Ultimately, early operation is required [47] to decompress the stomach [45], excise necrotic tissue, and lavage peritoneal cavity to reduce chemical peritonitis and sepsis [66]. In patients at risk of ischaemic injury to the bowel, a ‘second-look’ laparotomy at 24–48 h has long been practiced in ischaemic small bowel conditions and may be of value [11].

Relevance

This paper adds to the current limited literature surrounding spontaneous gastric rupture associated with binge-eating. Less than 50 cases have been reported in the past 100 years, and this is only the second and third case to be reported in Australia. Spontaneous gastric rupture, while rare, can affect people anywhere in the world. In our analysis, studies are reported across the globe, in all populated continents except for Africa. This could be due to the lack of reporting or lack of recognition of the condition.

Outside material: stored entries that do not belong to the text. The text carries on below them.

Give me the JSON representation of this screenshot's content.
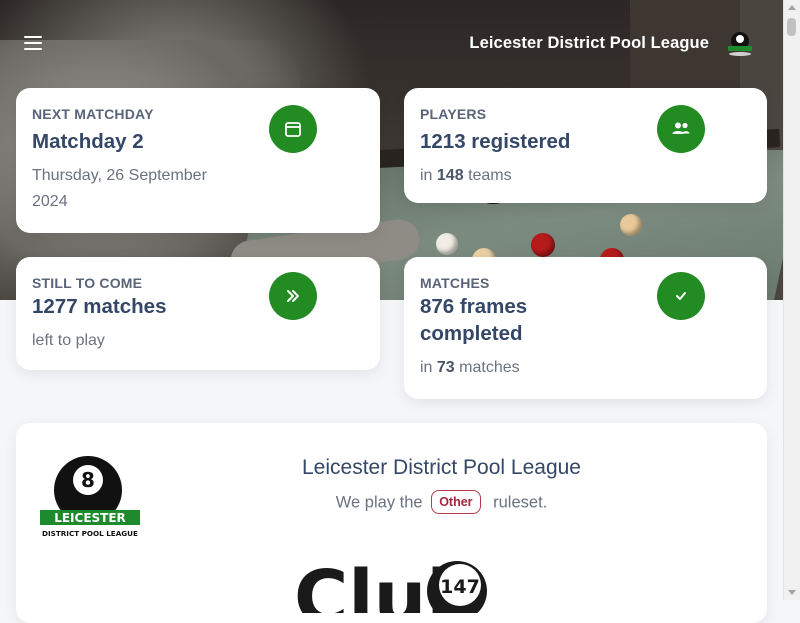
{
  "header": {
    "title": "Leicester District Pool League",
    "menu_icon": "menu-icon",
    "logo_text": "LEICESTER"
  },
  "cards": {
    "next_matchday": {
      "label": "NEXT MATCHDAY",
      "value": "Matchday 2",
      "sub": "Thursday, 26 September 2024",
      "icon": "calendar-icon"
    },
    "players": {
      "label": "PLAYERS",
      "value": "1213 registered",
      "sub_prefix": "in",
      "sub_count": "148",
      "sub_suffix": "teams",
      "icon": "users-icon"
    },
    "still_to_come": {
      "label": "STILL TO COME",
      "value": "1277 matches",
      "sub": "left to play",
      "icon": "chevrons-right-icon"
    },
    "matches": {
      "label": "MATCHES",
      "value": "876 frames completed",
      "sub_prefix": "in",
      "sub_count": "73",
      "sub_suffix": "matches",
      "icon": "check-icon"
    }
  },
  "panel": {
    "title": "Leicester District Pool League",
    "sub_prefix": "We play the",
    "ruleset": "Other",
    "sub_suffix": "ruleset.",
    "league_logo": {
      "ball_number": "8",
      "line1": "LEICESTER",
      "line2": "DISTRICT POOL LEAGUE"
    },
    "club_logo": {
      "text": "Club",
      "number": "147"
    }
  },
  "colors": {
    "accent": "#228b22",
    "badge": "#b9364a",
    "text": "#344767"
  }
}
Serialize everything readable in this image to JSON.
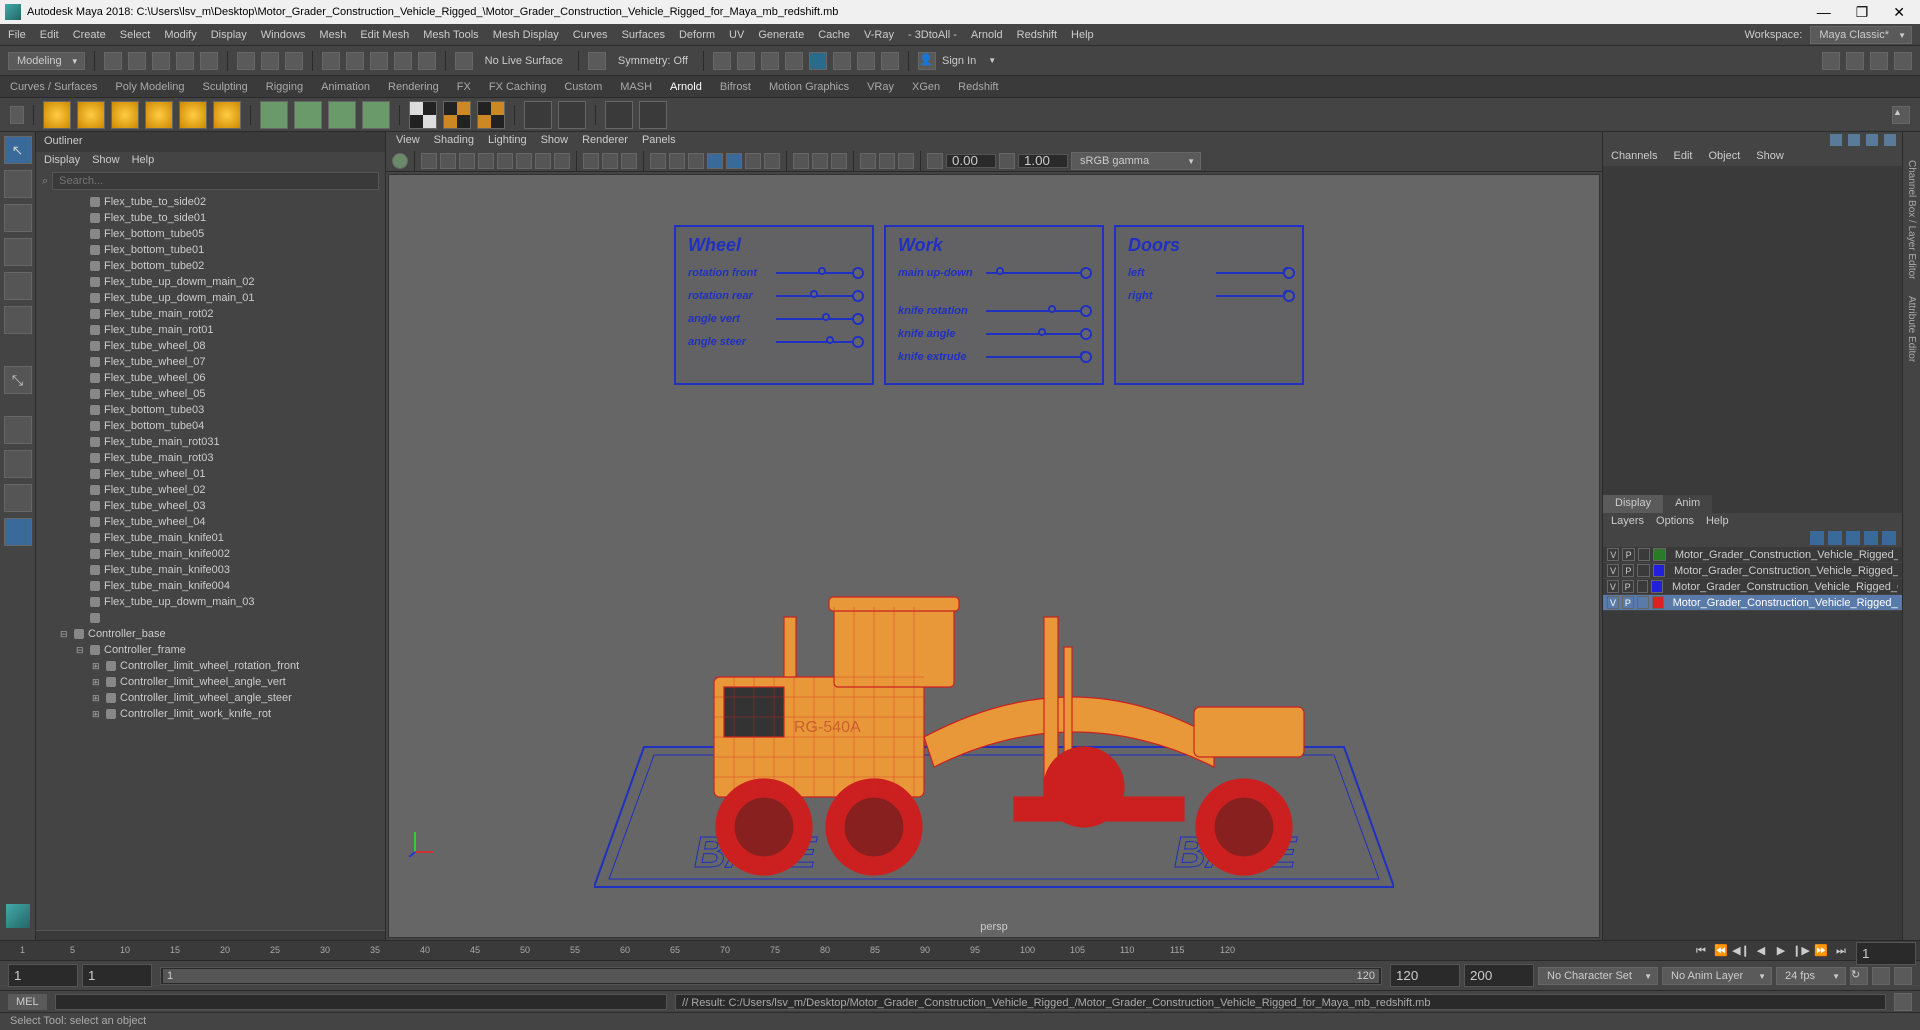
{
  "title": "Autodesk Maya 2018: C:\\Users\\lsv_m\\Desktop\\Motor_Grader_Construction_Vehicle_Rigged_\\Motor_Grader_Construction_Vehicle_Rigged_for_Maya_mb_redshift.mb",
  "workspace_label": "Workspace:",
  "workspace_value": "Maya Classic*",
  "menus": [
    "File",
    "Edit",
    "Create",
    "Select",
    "Modify",
    "Display",
    "Windows",
    "Mesh",
    "Edit Mesh",
    "Mesh Tools",
    "Mesh Display",
    "Curves",
    "Surfaces",
    "Deform",
    "UV",
    "Generate",
    "Cache",
    "V-Ray",
    "- 3DtoAll -",
    "Arnold",
    "Redshift",
    "Help"
  ],
  "mode_dropdown": "Modeling",
  "status": {
    "no_live_surface": "No Live Surface",
    "symmetry": "Symmetry: Off",
    "signin": "Sign In"
  },
  "shelf_tabs": [
    "Curves / Surfaces",
    "Poly Modeling",
    "Sculpting",
    "Rigging",
    "Animation",
    "Rendering",
    "FX",
    "FX Caching",
    "Custom",
    "MASH",
    "Arnold",
    "Bifrost",
    "Motion Graphics",
    "VRay",
    "XGen",
    "Redshift"
  ],
  "shelf_active": "Arnold",
  "outliner": {
    "title": "Outliner",
    "menus": [
      "Display",
      "Show",
      "Help"
    ],
    "search_placeholder": "Search...",
    "items": [
      "Flex_tube_to_side02",
      "Flex_tube_to_side01",
      "Flex_bottom_tube05",
      "Flex_bottom_tube01",
      "Flex_bottom_tube02",
      "Flex_tube_up_dowm_main_02",
      "Flex_tube_up_dowm_main_01",
      "Flex_tube_main_rot02",
      "Flex_tube_main_rot01",
      "Flex_tube_wheel_08",
      "Flex_tube_wheel_07",
      "Flex_tube_wheel_06",
      "Flex_tube_wheel_05",
      "Flex_bottom_tube03",
      "Flex_bottom_tube04",
      "Flex_tube_main_rot031",
      "Flex_tube_main_rot03",
      "Flex_tube_wheel_01",
      "Flex_tube_wheel_02",
      "Flex_tube_wheel_03",
      "Flex_tube_wheel_04",
      "Flex_tube_main_knife01",
      "Flex_tube_main_knife002",
      "Flex_tube_main_knife003",
      "Flex_tube_main_knife004",
      "Flex_tube_up_dowm_main_03"
    ],
    "controllers": {
      "base": "Controller_base",
      "frame": "Controller_frame",
      "children": [
        "Controller_limit_wheel_rotation_front",
        "Controller_limit_wheel_angle_vert",
        "Controller_limit_wheel_angle_steer",
        "Controller_limit_work_knife_rot"
      ]
    }
  },
  "viewport": {
    "menus": [
      "View",
      "Shading",
      "Lighting",
      "Show",
      "Renderer",
      "Panels"
    ],
    "val1": "0.00",
    "val2": "1.00",
    "colorspace": "sRGB gamma",
    "label": "persp",
    "rig_panels": {
      "wheel": {
        "title": "Wheel",
        "rows": [
          "rotation front",
          "rotation rear",
          "angle vert",
          "angle steer"
        ]
      },
      "work": {
        "title": "Work",
        "rows": [
          "main up-down",
          "",
          "knife rotation",
          "knife angle",
          "knife extrude"
        ]
      },
      "doors": {
        "title": "Doors",
        "rows": [
          "left",
          "right"
        ]
      }
    },
    "base_text": "BASE",
    "vehicle_label": "RG-540A"
  },
  "right": {
    "tabs": [
      "Channels",
      "Edit",
      "Object",
      "Show"
    ],
    "display_tabs": [
      "Display",
      "Anim"
    ],
    "layers_menus": [
      "Layers",
      "Options",
      "Help"
    ],
    "layers": [
      {
        "v": "V",
        "p": "P",
        "color": "#2a7a2a",
        "name": "Motor_Grader_Construction_Vehicle_Rigged_Bones",
        "sel": false
      },
      {
        "v": "V",
        "p": "P",
        "color": "#2020dd",
        "name": "Motor_Grader_Construction_Vehicle_Rigged_Helpers",
        "sel": false
      },
      {
        "v": "V",
        "p": "P",
        "color": "#2020dd",
        "name": "Motor_Grader_Construction_Vehicle_Rigged_Controllers",
        "sel": false
      },
      {
        "v": "V",
        "p": "P",
        "color": "#dd2020",
        "name": "Motor_Grader_Construction_Vehicle_Rigged_Geometry",
        "sel": true
      }
    ]
  },
  "timeline": {
    "ticks": [
      "1",
      "5",
      "10",
      "15",
      "20",
      "25",
      "30",
      "35",
      "40",
      "45",
      "50",
      "55",
      "60",
      "65",
      "70",
      "75",
      "80",
      "85",
      "90",
      "95",
      "100",
      "105",
      "110",
      "115",
      "120"
    ],
    "current_a": "1",
    "start": "1",
    "range_start": "1",
    "mid": "120",
    "range_end": "120",
    "end": "200",
    "charset": "No Character Set",
    "animlayer": "No Anim Layer",
    "fps": "24 fps"
  },
  "cmd": {
    "lang": "MEL",
    "result": "// Result: C:/Users/lsv_m/Desktop/Motor_Grader_Construction_Vehicle_Rigged_/Motor_Grader_Construction_Vehicle_Rigged_for_Maya_mb_redshift.mb"
  },
  "help_line": "Select Tool: select an object"
}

Moreover, some patients, particularly those with bulimia nervosa, appeared to be more vulnerable to the impact of lockdown secondary to COVID-19, resulting in increased pathological eating behaviour including binge-eating [68]. Pervasive media coverage about threats of food shortages [69] and intense use of social media during lockdown are contributory factors to relapses in DEB [70], and the stress and anxiety associated with the pandemic also play a part [71].

The combination of binge-eating and the uneducated use of home remedies could prove to be dangerous and potentially fatal, as described by the cases we report. More research is required in this area for recommendations in clinical practice.

Conclusion

Due to the potentially fatal consequence of gastric rupture, there should be a low threshold of suspicion for a patient presenting with severe abdominal pain with abdominal distension following an episode of binge-eating. This is especially if they have a history of eating disorder, period of starvation, or ingested gas-producing antacids such as sodium bicarbonate. There is a need for patient education around the use of OTC medications or home remedies, as patients are often unaware of the potentially fatal adverse effects associated with inappropriate use.